The Island of Seven Cities unveils the first tangible proof that the Chinese settled in the New World before Columbus. In the summer of 2003, architect Paul Chiasson decided to climb a mountain he had never explored on Cape Breton Island, where eight generations of his Acadian family had lived. One of the oldest points of exploration and settlement in the Americas, with a written history dating back to the first days of European discovery, Cape Breton is littered with remnants of old settlements. But that day Chiasson found a road that was unique. Well made and consistently wide, and at one time clearly bordered with stone walls, the road had been a major undertaking. But he could find no record of it. In the two years of detective work that followed, Chiasson systematically surveyed the history of Europeans in North America and came to a stunning conclusion: the ruins he had stumbled upon - an entire townsite on a mountaintop---did not belong to the Portuguese, the French, the English, or the Scots. And they predated John Cabot's 1497 "discovery" of the island. Using aerial and site photographs, maps and drawings, and his own expertise as an architect, Chiasson re-creates how he pieced together the clues to one of the world's great mysteries: a large Chinese colony existed and thrived on Canadian shores well before the European Age of Discovery. He addresses how the ruins had been previously overlooked or misunderstood, and how the colony was abandoned and forgotten, in China and in the New World. And he discovers the traces the colony left in the storytelling and culture of the Mi'kmaq, whose written language, clothing, technical knowledge, religious beliefs, and legends, he argues, expose deep cultural ties to China. A gripping account of an earth-shaking discovery, The Island of Seven Cities will change the way we think about our world.
For so many years, North Americans have been taught that Columbus was the discoverer of "The New World" when this could not be furthest from the truth.

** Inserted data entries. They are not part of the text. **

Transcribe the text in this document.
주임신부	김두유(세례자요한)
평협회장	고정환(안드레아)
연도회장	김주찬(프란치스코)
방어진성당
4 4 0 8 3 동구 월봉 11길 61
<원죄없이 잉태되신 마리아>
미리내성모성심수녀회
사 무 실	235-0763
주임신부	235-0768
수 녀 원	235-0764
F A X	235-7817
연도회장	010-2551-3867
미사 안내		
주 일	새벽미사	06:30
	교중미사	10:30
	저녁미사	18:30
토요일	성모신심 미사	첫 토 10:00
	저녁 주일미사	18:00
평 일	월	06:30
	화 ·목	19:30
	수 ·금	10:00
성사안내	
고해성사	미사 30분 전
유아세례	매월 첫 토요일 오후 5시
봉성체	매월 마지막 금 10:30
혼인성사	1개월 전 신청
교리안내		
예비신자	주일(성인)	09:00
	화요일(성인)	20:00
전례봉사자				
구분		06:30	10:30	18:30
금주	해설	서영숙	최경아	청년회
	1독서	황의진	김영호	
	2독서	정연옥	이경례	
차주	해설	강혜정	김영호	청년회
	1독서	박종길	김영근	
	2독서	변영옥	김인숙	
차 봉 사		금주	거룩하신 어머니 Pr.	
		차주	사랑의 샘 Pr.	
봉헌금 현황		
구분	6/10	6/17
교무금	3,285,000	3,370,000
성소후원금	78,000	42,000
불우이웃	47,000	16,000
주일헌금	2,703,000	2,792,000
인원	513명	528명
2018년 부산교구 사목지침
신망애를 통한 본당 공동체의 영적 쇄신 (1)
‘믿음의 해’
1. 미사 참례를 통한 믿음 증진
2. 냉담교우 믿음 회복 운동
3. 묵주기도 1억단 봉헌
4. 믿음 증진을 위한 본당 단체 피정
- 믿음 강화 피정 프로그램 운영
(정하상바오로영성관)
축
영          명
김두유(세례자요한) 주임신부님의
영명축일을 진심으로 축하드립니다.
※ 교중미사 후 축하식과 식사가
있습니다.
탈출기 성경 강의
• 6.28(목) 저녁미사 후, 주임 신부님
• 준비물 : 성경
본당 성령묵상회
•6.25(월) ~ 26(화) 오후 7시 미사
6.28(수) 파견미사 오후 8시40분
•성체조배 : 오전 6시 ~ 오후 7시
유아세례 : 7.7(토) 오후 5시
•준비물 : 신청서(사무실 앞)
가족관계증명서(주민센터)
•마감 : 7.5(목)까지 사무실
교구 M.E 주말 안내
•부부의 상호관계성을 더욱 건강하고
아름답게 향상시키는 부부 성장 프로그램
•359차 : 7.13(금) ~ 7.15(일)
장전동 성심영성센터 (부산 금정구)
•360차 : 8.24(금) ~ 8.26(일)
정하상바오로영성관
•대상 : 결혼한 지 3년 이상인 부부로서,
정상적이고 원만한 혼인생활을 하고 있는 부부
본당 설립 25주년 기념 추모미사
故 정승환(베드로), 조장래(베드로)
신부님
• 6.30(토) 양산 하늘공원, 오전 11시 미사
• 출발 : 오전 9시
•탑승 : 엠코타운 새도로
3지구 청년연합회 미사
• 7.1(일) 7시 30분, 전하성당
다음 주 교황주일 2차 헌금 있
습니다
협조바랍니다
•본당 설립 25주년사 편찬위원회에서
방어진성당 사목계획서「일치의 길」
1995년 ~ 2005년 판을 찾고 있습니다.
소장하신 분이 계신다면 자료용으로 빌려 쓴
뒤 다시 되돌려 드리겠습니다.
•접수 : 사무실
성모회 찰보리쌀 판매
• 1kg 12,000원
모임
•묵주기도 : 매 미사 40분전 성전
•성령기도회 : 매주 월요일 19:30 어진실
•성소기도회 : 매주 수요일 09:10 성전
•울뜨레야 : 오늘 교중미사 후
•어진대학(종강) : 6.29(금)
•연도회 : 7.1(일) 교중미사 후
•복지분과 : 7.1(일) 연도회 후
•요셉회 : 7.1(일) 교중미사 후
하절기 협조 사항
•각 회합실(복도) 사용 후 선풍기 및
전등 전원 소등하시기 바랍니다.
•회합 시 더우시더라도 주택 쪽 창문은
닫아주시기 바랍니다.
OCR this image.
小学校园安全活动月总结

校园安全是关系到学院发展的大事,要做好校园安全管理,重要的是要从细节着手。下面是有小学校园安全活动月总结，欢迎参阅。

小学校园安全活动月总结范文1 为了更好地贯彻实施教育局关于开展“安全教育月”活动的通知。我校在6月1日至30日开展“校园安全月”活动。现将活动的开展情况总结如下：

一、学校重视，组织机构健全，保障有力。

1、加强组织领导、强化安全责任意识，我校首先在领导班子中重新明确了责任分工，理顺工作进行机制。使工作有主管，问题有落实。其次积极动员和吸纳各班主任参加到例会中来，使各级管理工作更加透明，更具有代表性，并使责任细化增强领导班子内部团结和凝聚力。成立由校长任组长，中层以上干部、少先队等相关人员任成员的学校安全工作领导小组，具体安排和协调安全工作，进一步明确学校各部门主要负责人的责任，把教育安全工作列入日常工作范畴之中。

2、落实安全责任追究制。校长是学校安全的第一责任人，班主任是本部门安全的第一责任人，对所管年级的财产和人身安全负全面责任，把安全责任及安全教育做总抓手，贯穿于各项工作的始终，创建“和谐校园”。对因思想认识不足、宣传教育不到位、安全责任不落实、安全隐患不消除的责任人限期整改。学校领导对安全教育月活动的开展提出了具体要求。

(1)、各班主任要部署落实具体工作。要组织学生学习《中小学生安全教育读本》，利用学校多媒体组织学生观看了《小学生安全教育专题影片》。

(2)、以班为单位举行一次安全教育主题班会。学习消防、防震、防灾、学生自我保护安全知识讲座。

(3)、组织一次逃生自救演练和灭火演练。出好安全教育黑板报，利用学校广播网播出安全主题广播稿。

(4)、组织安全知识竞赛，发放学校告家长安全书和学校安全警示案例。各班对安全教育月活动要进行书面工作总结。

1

Vikings of the ninth century were crossing from Europe to Greenland and Iceland fairly regularly. The Vikings, in fact, established a colony on the northern end of Newfoundland. Chiasson presents his information that the Chinese actually settled on the northern end of Cape Breton Island, Nova Scotia, Canada.
Columbus had known about the Island of Seven Cities twenty years before he "found" the New World" so obviously somebody had been there long before him and his ilk. Chiasson believes that the earliest inhabitants of Cape Breton Island, besides the native Amerindian populations, were Chinese explorers. Gavin Menzies in his book, 1424, comes to the same conclusions about the Chinese; they established colonies in many different parts of the world.
I found this book very exciting and captivating. Chaisson tells this fascinating story with an eye to building suspense and intrigue along the way until he can successfully get the reader to agree that the Chinese cold be responsible for settling in Cape Breton Island.
Anybody looking for some historical detective reading along the sme lines as Menzies would appreciate this book. I found it captivating.